Consequently, it is the purpose of this report to begin a dialogue on what sort of model might be appropriate for such a global estimation of the extent and cost of impaired driving in Canada.

An Overview of Some Common Crash Data Sources and their Limitations

Crash Severity & Frequency Data Sources

It is impossible to know with absolute certainty the number of traffic crashes that occur in a jurisdiction. The reason for this is that the data sources vary in how they define crashes and how they compile their information. For example, consider three common sources of crash data: data reported to Motor Vehicle Branch by the police, motor vehicle insurance record data, and coroner data. Table 1 represents the number of persons reported killed in British Columbia in motor vehicle crashes in 1998 drawn from these three sources, while Table 2 compares police reports to insurance company counts on the number of fatal crashes, injury crashes, and property damage only (PDO) crashes in BC and in Manitoba in 1998. There are a number of reasons why these numbers differ[3] but the point is that the same question can result in very different responses, depending upon the data source queried.

Table 1: Motor Vehicle-Related Fatalities, BC, 1998
# and Data Source
Police / Insurance (ICBC) / Coroner
Crash Fatalities / 418 / 473 / 455
Table 2: # Motor Vehicle Crash Types, BC & Manitoba, 1998
Crash # and Data Source
British Columbia / Police / Insurance (ICBC)
Fatal / 365 / 418
Injury / 17,984 / 46,554
Property Damage Only (PDO) / 17,418 / 203,245
Total / 35,767 / 250,217
Manitoba / Police / Insurance (MPI)
Fatal / 109 / 138
Injury / 6,879 / 27,124
Property Damage Only (PDO) / 20,136 / 60,239
Total / 27,124 / 69,003

Police Data:

Most jurisdictions collect data on traffic crash frequencies from police reports, but these reports probably underestimate the actual number of crashes, especially those that are less severe.

For a crash to be included in police crash counts, at least three things must happen: the crash must be reported to the police; the police must attend the crash; and a report must be written and submitted to the compiling authorities (usually Motor Vehicle Branch in a Ministry).
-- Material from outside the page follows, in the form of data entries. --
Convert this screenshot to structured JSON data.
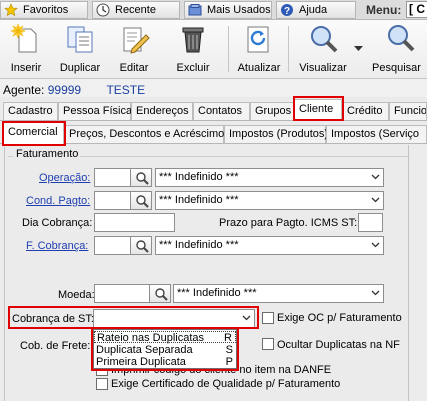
{
  "top_tabs": {
    "favoritos": "Favoritos",
    "recente": "Recente",
    "mais_usados": "Mais Usados",
    "ajuda": "Ajuda"
  },
  "menu": {
    "label": "Menu:",
    "value": "[ C"
  },
  "toolbar": {
    "inserir": "Inserir",
    "duplicar": "Duplicar",
    "editar": "Editar",
    "excluir": "Excluir",
    "atualizar": "Atualizar",
    "visualizar": "Visualizar",
    "pesquisar": "Pesquisar"
  },
  "agent": {
    "label": "Agente:",
    "code": "99999",
    "name": "TESTE"
  },
  "main_tabs": [
    "Cadastro",
    "Pessoa Física",
    "Endereços",
    "Contatos",
    "Grupos",
    "Cliente",
    "Crédito",
    "Funcior"
  ],
  "sub_tabs": [
    "Comercial",
    "Preços, Descontos e Acréscimos",
    "Impostos (Produtos)",
    "Impostos (Serviço"
  ],
  "form": {
    "group_title": "Faturamento",
    "operacao_label": "Operação:",
    "cond_pagto_label": "Cond. Pagto:",
    "dia_cobranca_label": "Dia Cobrança:",
    "prazo_label": "Prazo para Pagto. ICMS ST:",
    "f_cobranca_label": "F. Cobrança:",
    "moeda_label": "Moeda:",
    "cobranca_st_label": "Cobrança de ST:",
    "cob_frete_label": "Cob. de Frete:",
    "indefinido": "*** Indefinido ***",
    "exige_oc": "Exige OC p/ Faturamento",
    "ocultar_dup": "Ocultar Duplicatas na NF",
    "imprimir_item": "Imprimir código do cliente no item na DANFE",
    "exige_cert": "Exige Certificado de Qualidade p/ Faturamento"
  },
  "dropdown_options": [
    {
      "label": "Rateio nas Duplicatas",
      "code": "R"
    },
    {
      "label": "Duplicata Separada",
      "code": "S"
    },
    {
      "label": "Primeira Duplicata",
      "code": "P"
    }
  ],
  "colors": {
    "accent_red": "#e00000",
    "link_blue": "#1f3fb0"
  }
}
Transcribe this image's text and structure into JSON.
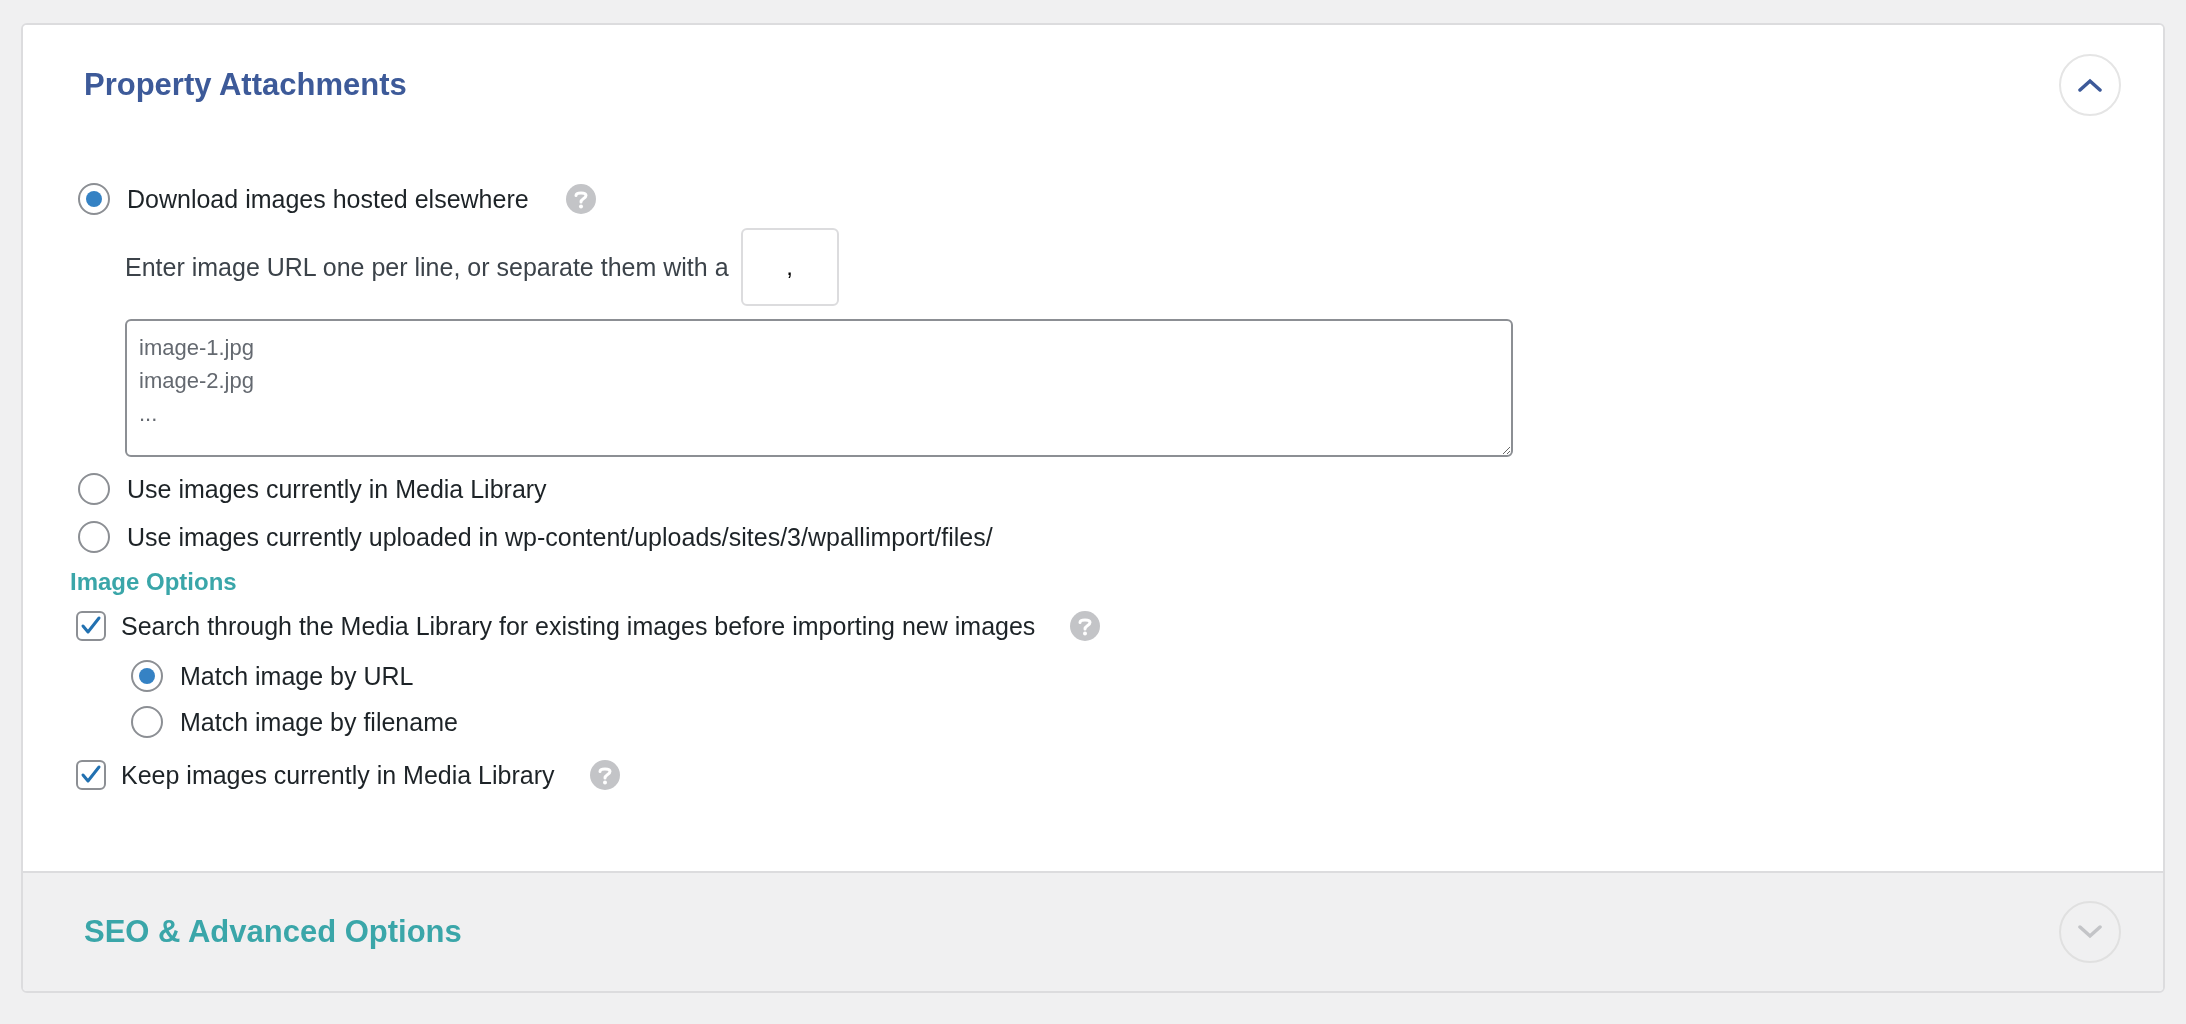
{
  "sections": [
    {
      "title": "Property Attachments",
      "expanded": true,
      "sources": [
        {
          "kind": "radio",
          "label": "Download images hosted elsewhere",
          "selected": true,
          "help": true,
          "separator_label": "Enter image URL one per line, or separate them with a",
          "separator": ",",
          "urls_placeholder": "image-1.jpg\nimage-2.jpg\n..."
        },
        {
          "kind": "radio",
          "label": "Use images currently in Media Library",
          "selected": false,
          "help": false
        },
        {
          "kind": "radio",
          "label": "Use images currently uploaded in wp-content/uploads/sites/3/wpallimport/files/",
          "selected": false,
          "help": false
        }
      ],
      "options_heading": "Image Options",
      "options": [
        {
          "label": "Search through the Media Library for existing images before importing new images",
          "checked": true,
          "help": true,
          "children": [
            {
              "label": "Match image by URL",
              "selected": true
            },
            {
              "label": "Match image by filename",
              "selected": false
            }
          ]
        },
        {
          "label": "Keep images currently in Media Library",
          "checked": true,
          "help": true
        }
      ]
    },
    {
      "title": "SEO & Advanced Options",
      "expanded": false
    }
  ]
}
Admittedly, some jurisdictions have allowed motorists to submit a report to the police, eliminating the second step of police attendance, but the reliability and validity of self-reports can be questionable.
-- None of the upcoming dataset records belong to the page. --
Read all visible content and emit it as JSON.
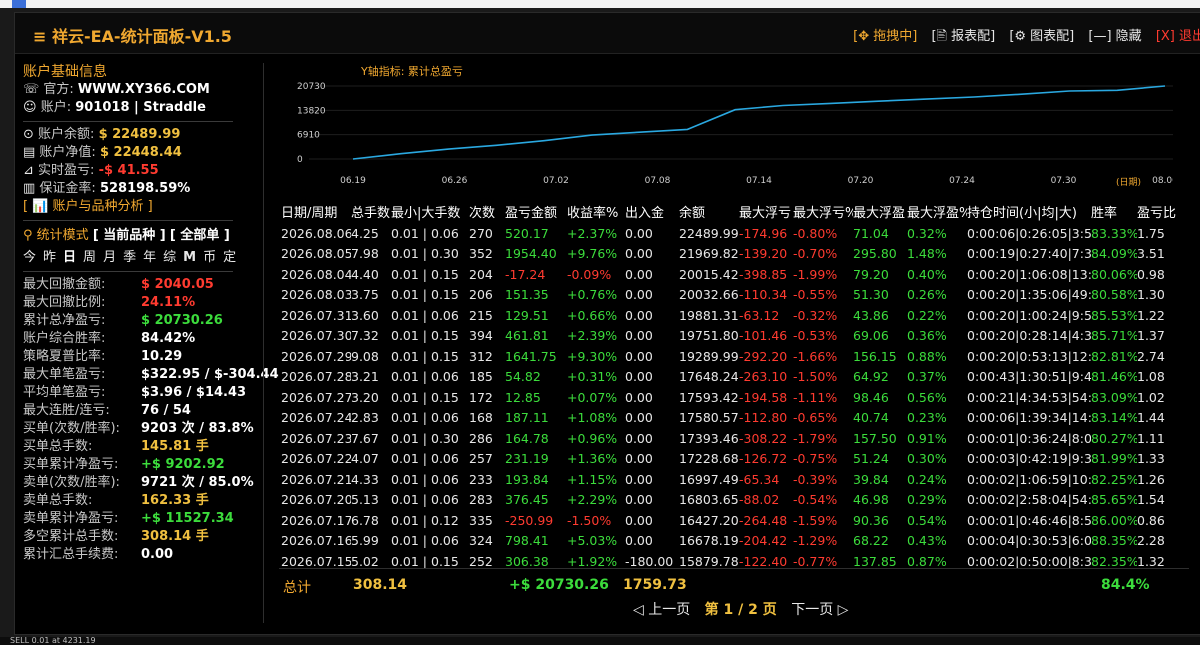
{
  "os": {
    "status_line": "SELL 0.01 at 4231.19"
  },
  "panel": {
    "title": "≡ 祥云-EA-统计面板-V1.5",
    "tools": {
      "drag": "[✥ 拖拽中]",
      "report": "[🖹 报表配]",
      "chart": "[⚙ 图表配]",
      "hide": "[—] 隐藏",
      "exit": "[X] 退出"
    }
  },
  "account": {
    "section_title": "账户基础信息",
    "site_label": "官方:",
    "site": "WWW.XY366.COM",
    "account_label": "账户:",
    "account": "901018 | Straddle",
    "balance_label": "账户余额:",
    "balance": "$ 22489.99",
    "equity_label": "账户净值:",
    "equity": "$ 22448.44",
    "floating_label": "实时盈亏:",
    "floating": "-$ 41.55",
    "margin_label": "保证金率:",
    "margin": "528198.59%",
    "analysis_link": "[ 📊 账户与品种分析 ]"
  },
  "stats_mode": {
    "label": "统计模式",
    "current": "[ 当前品种 ]",
    "all": "[ 全部单 ]",
    "periods": [
      "今",
      "昨",
      "日",
      "周",
      "月",
      "季",
      "年",
      "综",
      "M",
      "币",
      "定"
    ]
  },
  "stats": [
    {
      "label": "最大回撤金额:",
      "value": "$ 2040.05",
      "color": "red"
    },
    {
      "label": "最大回撤比例:",
      "value": "24.11%",
      "color": "red"
    },
    {
      "label": "累计总净盈亏:",
      "value": "$ 20730.26",
      "color": "green"
    },
    {
      "label": "账户综合胜率:",
      "value": "84.42%",
      "color": "white"
    },
    {
      "label": "策略夏普比率:",
      "value": "10.29",
      "color": "white"
    },
    {
      "label": "最大单笔盈亏:",
      "value": "$322.95 / $-304.44",
      "color": "white"
    },
    {
      "label": "平均单笔盈亏:",
      "value": "$3.96 / $14.43",
      "color": "white"
    },
    {
      "label": "最大连胜/连亏:",
      "value": "76 / 54",
      "color": "white"
    },
    {
      "label": "买单(次数/胜率):",
      "value": "9203 次 / 83.8%",
      "color": "white"
    },
    {
      "label": "买单总手数:",
      "value": "145.81 手",
      "color": "yellow"
    },
    {
      "label": "买单累计净盈亏:",
      "value": "+$ 9202.92",
      "color": "green"
    },
    {
      "label": "卖单(次数/胜率):",
      "value": "9721 次 / 85.0%",
      "color": "white"
    },
    {
      "label": "卖单总手数:",
      "value": "162.33 手",
      "color": "yellow"
    },
    {
      "label": "卖单累计净盈亏:",
      "value": "+$ 11527.34",
      "color": "green"
    },
    {
      "label": "多空累计总手数:",
      "value": "308.14 手",
      "color": "yellow"
    },
    {
      "label": "累计汇总手续费:",
      "value": "0.00",
      "color": "white"
    }
  ],
  "chart_data": {
    "type": "line",
    "ytitle": "Y轴指标: 累计总盈亏",
    "xlabel": "(日期)",
    "x": [
      "06.19",
      "06.26",
      "07.02",
      "07.08",
      "07.14",
      "07.20",
      "07.24",
      "07.30",
      "08.06"
    ],
    "y_ticks": [
      0,
      6910,
      13820,
      20730
    ],
    "ylim": [
      0,
      20730
    ],
    "values": [
      0,
      1500,
      2800,
      3900,
      5200,
      6800,
      7600,
      8400,
      14000,
      15200,
      15800,
      16400,
      17000,
      17600,
      18400,
      19300,
      19500,
      20730
    ],
    "line_color": "#2aa8e0"
  },
  "table": {
    "headers": [
      "日期/周期",
      "总手数",
      "最小|大手数",
      "次数",
      "盈亏金额",
      "收益率%",
      "出入金",
      "余额",
      "最大浮亏",
      "最大浮亏%",
      "最大浮盈",
      "最大浮盈%",
      "持仓时间(小|均|大)",
      "胜率",
      "盈亏比"
    ],
    "rows": [
      [
        "2026.08.06",
        "4.25",
        "0.01 | 0.06",
        "270",
        "520.17",
        "+2.37%",
        "0.00",
        "22489.99",
        "-174.96",
        "-0.80%",
        "71.04",
        "0.32%",
        "0:00:06|0:26:05|3:59:30",
        "83.33%",
        "1.75"
      ],
      [
        "2026.08.05",
        "7.98",
        "0.01 | 0.30",
        "352",
        "1954.40",
        "+9.76%",
        "0.00",
        "21969.82",
        "-139.20",
        "-0.70%",
        "295.80",
        "1.48%",
        "0:00:19|0:27:40|7:39:44",
        "84.09%",
        "3.51"
      ],
      [
        "2026.08.04",
        "4.40",
        "0.01 | 0.15",
        "204",
        "-17.24",
        "-0.09%",
        "0.00",
        "20015.42",
        "-398.85",
        "-1.99%",
        "79.20",
        "0.40%",
        "0:00:20|1:06:08|13:28:00",
        "80.06%",
        "0.98"
      ],
      [
        "2026.08.03",
        "3.75",
        "0.01 | 0.15",
        "206",
        "151.35",
        "+0.76%",
        "0.00",
        "20032.66",
        "-110.34",
        "-0.55%",
        "51.30",
        "0.26%",
        "0:00:20|1:35:06|49:20:40",
        "80.58%",
        "1.30"
      ],
      [
        "2026.07.31",
        "3.60",
        "0.01 | 0.06",
        "215",
        "129.51",
        "+0.66%",
        "0.00",
        "19881.31",
        "-63.12",
        "-0.32%",
        "43.86",
        "0.22%",
        "0:00:20|1:00:24|9:51:15",
        "85.53%",
        "1.22"
      ],
      [
        "2026.07.30",
        "7.32",
        "0.01 | 0.15",
        "394",
        "461.81",
        "+2.39%",
        "0.00",
        "19751.80",
        "-101.46",
        "-0.53%",
        "69.06",
        "0.36%",
        "0:00:20|0:28:14|4:33:19",
        "85.71%",
        "1.37"
      ],
      [
        "2026.07.29",
        "9.08",
        "0.01 | 0.15",
        "312",
        "1641.75",
        "+9.30%",
        "0.00",
        "19289.99",
        "-292.20",
        "-1.66%",
        "156.15",
        "0.88%",
        "0:00:20|0:53:13|12:49:28",
        "82.81%",
        "2.74"
      ],
      [
        "2026.07.28",
        "3.21",
        "0.01 | 0.06",
        "185",
        "54.82",
        "+0.31%",
        "0.00",
        "17648.24",
        "-263.10",
        "-1.50%",
        "64.92",
        "0.37%",
        "0:00:43|1:30:51|9:40:11",
        "81.46%",
        "1.08"
      ],
      [
        "2026.07.27",
        "3.20",
        "0.01 | 0.15",
        "172",
        "12.85",
        "+0.07%",
        "0.00",
        "17593.42",
        "-194.58",
        "-1.11%",
        "98.46",
        "0.56%",
        "0:00:21|4:34:53|54:48:00",
        "83.09%",
        "1.02"
      ],
      [
        "2026.07.24",
        "2.83",
        "0.01 | 0.06",
        "168",
        "187.11",
        "+1.08%",
        "0.00",
        "17580.57",
        "-112.80",
        "-0.65%",
        "40.74",
        "0.23%",
        "0:00:06|1:39:34|14:40:31",
        "83.14%",
        "1.44"
      ],
      [
        "2026.07.23",
        "7.67",
        "0.01 | 0.30",
        "286",
        "164.78",
        "+0.96%",
        "0.00",
        "17393.46",
        "-308.22",
        "-1.79%",
        "157.50",
        "0.91%",
        "0:00:01|0:36:24|8:06:01",
        "80.27%",
        "1.11"
      ],
      [
        "2026.07.22",
        "4.07",
        "0.01 | 0.06",
        "257",
        "231.19",
        "+1.36%",
        "0.00",
        "17228.68",
        "-126.72",
        "-0.75%",
        "51.24",
        "0.30%",
        "0:00:03|0:42:19|9:35:51",
        "81.99%",
        "1.33"
      ],
      [
        "2026.07.21",
        "4.33",
        "0.01 | 0.06",
        "233",
        "193.84",
        "+1.15%",
        "0.00",
        "16997.49",
        "-65.34",
        "-0.39%",
        "39.84",
        "0.24%",
        "0:00:02|1:06:59|10:38:50",
        "82.25%",
        "1.26"
      ],
      [
        "2026.07.20",
        "5.13",
        "0.01 | 0.06",
        "283",
        "376.45",
        "+2.29%",
        "0.00",
        "16803.65",
        "-88.02",
        "-0.54%",
        "46.98",
        "0.29%",
        "0:00:02|2:58:04|54:35:56",
        "85.65%",
        "1.54"
      ],
      [
        "2026.07.17",
        "6.78",
        "0.01 | 0.12",
        "335",
        "-250.99",
        "-1.50%",
        "0.00",
        "16427.20",
        "-264.48",
        "-1.59%",
        "90.36",
        "0.54%",
        "0:00:01|0:46:46|8:59:30",
        "86.00%",
        "0.86"
      ],
      [
        "2026.07.16",
        "5.99",
        "0.01 | 0.06",
        "324",
        "798.41",
        "+5.03%",
        "0.00",
        "16678.19",
        "-204.42",
        "-1.29%",
        "68.22",
        "0.43%",
        "0:00:04|0:30:53|6:02:00",
        "88.35%",
        "2.28"
      ],
      [
        "2026.07.15",
        "5.02",
        "0.01 | 0.15",
        "252",
        "306.38",
        "+1.92%",
        "-180.00",
        "15879.78",
        "-122.40",
        "-0.77%",
        "137.85",
        "0.87%",
        "0:00:02|0:50:00|8:39:23",
        "82.35%",
        "1.32"
      ]
    ]
  },
  "totals": {
    "label": "总计",
    "lots": "308.14",
    "pnl": "+$ 20730.26",
    "funds": "1759.73",
    "winrate": "84.4%"
  },
  "pager": {
    "prev": "◁ 上一页",
    "page": "第 1 / 2 页",
    "next": "下一页 ▷"
  }
}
Considering the first step of reporting a crash to the police, there is the disincentive for some drivers to report a crash for fear of precipitating Motor Vehicle Act or even Criminal Code charges, as well as avoiding civil liability. In a meta-analysis of crash reporting, Elvik & Mysen (1999) found that about 95% of the fatal crashes, 70% of the serious injury crashes, 25% of the slight-injury crashes, and 10% of the very slight injury crashes were reported to the police.

Once a crash has been reported to the police, the pressures of other calls and shortage of personnel can make it impossible for the police to attend. Further, the police are probably more likely to attend more serious crashes, crashes that require traffic control (e.g., intersection), crashes that occur during times of day and days of the week that have lighter call loads, and / or those where charges might be more likely to be laid, resulting in one or more biases in the data.

Finally, even when a crash has been attended, there is no guarantee that a crash report will be completed and filed appropriately.

One way of getting some idea of the magnitude of difference between police counts and actual crash numbers is to compare police counts to crashes as recorded by motor vehicle insurance agencies (although the problem of unreported crashes remains for both sources). In British Columbia all vehicles must be insured through the Insurance Corporation of British Columbia (ICBC), while in Manitoba they must be insured through Manitoba Public Insurance (MPI). Using data from these Crown Corporations and the respective police data, in BC in 1999 police attended and reported on 375 of the 405 fatal crashes known to ICBC (92.6%), 19,947 of the 45,077 injury crashes known to ICBC (44.3%), and 20,987 of the 206,567 property-damage-only (PDO) crashes known to ICBC (10.2%), while in Manitoba the 1999 proportions were 75% of the 132 MIP fatal crash count, 76% of the 9,175 injury crash count and MPI and 35% of the 62,528 MPI PDO crash count[4].